According to the United Nations Conference on Trade and Development’s (UNCTAD) World Investment Report 2014, FDI inflow in the Philippines grew 24 percent to $3.8 billion last year, with a phenomenal 118 percent increase seen in the first three quarters, but it took a hit from Typhoon Haiyan in the fourth quarter.
Presenting the UNCTAD report, Cielito Habito, chief of party of the USAID Trade Related Assistance for Development (TRADE) Project and former Philippine economic planning chief, said , “We are breaking last year’s FDI performance but we are still lagging behind our neighbors.”
Habito said some deterrents to FDI persist in the Philippines, such as constitutional restrictions on foreign ownership, the high cost of power, infrastructure inadequacies, cumbersome trade transaction processes, and governance hurdles including at the local government levels.
“(Our) policy measures are mostly geared towards investment promotion and liberalization but the share of regulatory or restrictive investment policies increased 27 percent in 2013,” Habito noted.

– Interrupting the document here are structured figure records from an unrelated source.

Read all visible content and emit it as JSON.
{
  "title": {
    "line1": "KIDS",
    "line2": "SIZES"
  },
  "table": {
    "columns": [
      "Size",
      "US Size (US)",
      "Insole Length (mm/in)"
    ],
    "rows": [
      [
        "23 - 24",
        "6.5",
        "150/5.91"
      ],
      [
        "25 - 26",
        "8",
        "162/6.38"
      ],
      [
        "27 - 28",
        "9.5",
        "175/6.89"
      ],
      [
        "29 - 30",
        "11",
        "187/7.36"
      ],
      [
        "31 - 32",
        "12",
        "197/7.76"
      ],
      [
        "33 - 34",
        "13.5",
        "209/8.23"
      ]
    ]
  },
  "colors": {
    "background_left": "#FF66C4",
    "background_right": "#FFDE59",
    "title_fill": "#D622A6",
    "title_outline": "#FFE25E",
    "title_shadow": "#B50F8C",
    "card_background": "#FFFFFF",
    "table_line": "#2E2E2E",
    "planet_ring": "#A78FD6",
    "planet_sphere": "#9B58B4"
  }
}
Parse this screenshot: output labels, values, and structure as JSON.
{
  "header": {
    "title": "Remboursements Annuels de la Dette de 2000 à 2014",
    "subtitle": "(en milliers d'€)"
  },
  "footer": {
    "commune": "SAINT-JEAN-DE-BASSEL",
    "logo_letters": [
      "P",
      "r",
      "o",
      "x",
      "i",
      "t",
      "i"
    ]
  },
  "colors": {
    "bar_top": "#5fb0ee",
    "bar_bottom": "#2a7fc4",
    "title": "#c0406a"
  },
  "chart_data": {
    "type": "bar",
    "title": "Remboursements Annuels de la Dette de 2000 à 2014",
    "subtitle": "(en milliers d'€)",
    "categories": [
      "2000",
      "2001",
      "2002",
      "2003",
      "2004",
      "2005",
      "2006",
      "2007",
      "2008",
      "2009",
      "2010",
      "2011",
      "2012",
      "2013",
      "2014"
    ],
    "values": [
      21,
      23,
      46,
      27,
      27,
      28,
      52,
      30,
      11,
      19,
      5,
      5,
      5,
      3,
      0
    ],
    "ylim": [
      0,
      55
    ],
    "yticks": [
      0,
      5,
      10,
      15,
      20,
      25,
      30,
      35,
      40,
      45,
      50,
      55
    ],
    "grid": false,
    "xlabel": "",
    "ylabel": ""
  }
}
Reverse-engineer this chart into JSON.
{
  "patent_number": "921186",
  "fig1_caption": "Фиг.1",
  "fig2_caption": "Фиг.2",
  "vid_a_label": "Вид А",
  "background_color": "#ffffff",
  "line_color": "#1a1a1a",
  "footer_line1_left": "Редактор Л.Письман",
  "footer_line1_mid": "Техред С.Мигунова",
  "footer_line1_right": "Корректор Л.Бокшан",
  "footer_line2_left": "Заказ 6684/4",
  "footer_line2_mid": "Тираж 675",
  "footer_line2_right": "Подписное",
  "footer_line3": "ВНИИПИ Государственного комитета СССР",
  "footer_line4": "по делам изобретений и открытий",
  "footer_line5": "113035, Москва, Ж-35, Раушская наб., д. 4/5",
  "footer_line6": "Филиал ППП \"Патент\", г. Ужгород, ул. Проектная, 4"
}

According to UNCTAD report, FDI inflow in Asean last year increased by 7 percent to $125 billion, with Singapore attracting half of it or $63.7 billion, Indonesia getting $18.4 billion, Thailand attracting $12.9 billion, Malaysia taking $12.3 billion, and Vietnam taking $8.9 billion.
The 10 member states of Asean and its six free trade agreement (FTA) partners—Australia, China, India, Japan, the Republic of Korea and New Zealand—have launched negotiations for a Regional Comprehensive Economic Partnership (RCEP).
In 2013, combined FDI inflows to the 16 negotiating members of the RCEP amounted to $343 billion, accounting for 24 percent of world inflows.
Over the last 15 years, proactive regional investment cooperation efforts in East and Southeast Asia have contributed to a rise in total and intraregional FDI in the region, the report said.
It said FDI flows from RCEP now makes up more than 40 percent of inflows to Asean, compared to 17 percent before 2000. Intraregional FDI in infrastructure and manufacturing, in particular, is bringing development opportunities to low-income countries such as Laos and Myanmar, the report said.
Asia is the world’s top recipient of foreign direct investment (FDI), accounting for nearly 30 percent of global FDI inflows, the report said. Total inflows to developing Asia (excluding West Asia) amounted to $382 billion in 2013, or 4 percent higher than in 2012.
Investment in sustainable development goals
“In a second analysis by UNCTAD, the investment incentives mostly focus on economic performance objectives, and less on sustainable development,” he said. “There is a need to better align incentives to sustainable development goals (SDGs),” Habito said.
“The SDGs are intended to galvanize action worldwide through concrete targets for the 2015 to 2030 period for poverty reduction, food security, human health and education, climate change mitigation, and a range of other objectives across the economic, social and environmental pillars,” Habito said.
Habito added that inadequate public finances will need to be supplemented by private sector investments, which are currently very low.
The UNCTAD report bats for doubling the annual growth rate of private investment from 8 percent to 15 percent per annum. It also cites the need for a proper balance between easing investment versus regulation to protect public interest, ensuring attractive returns versus accessibility and affordability of services for all, and is pushing for more private investment versus a parallel push for more public investment, which should complement each other.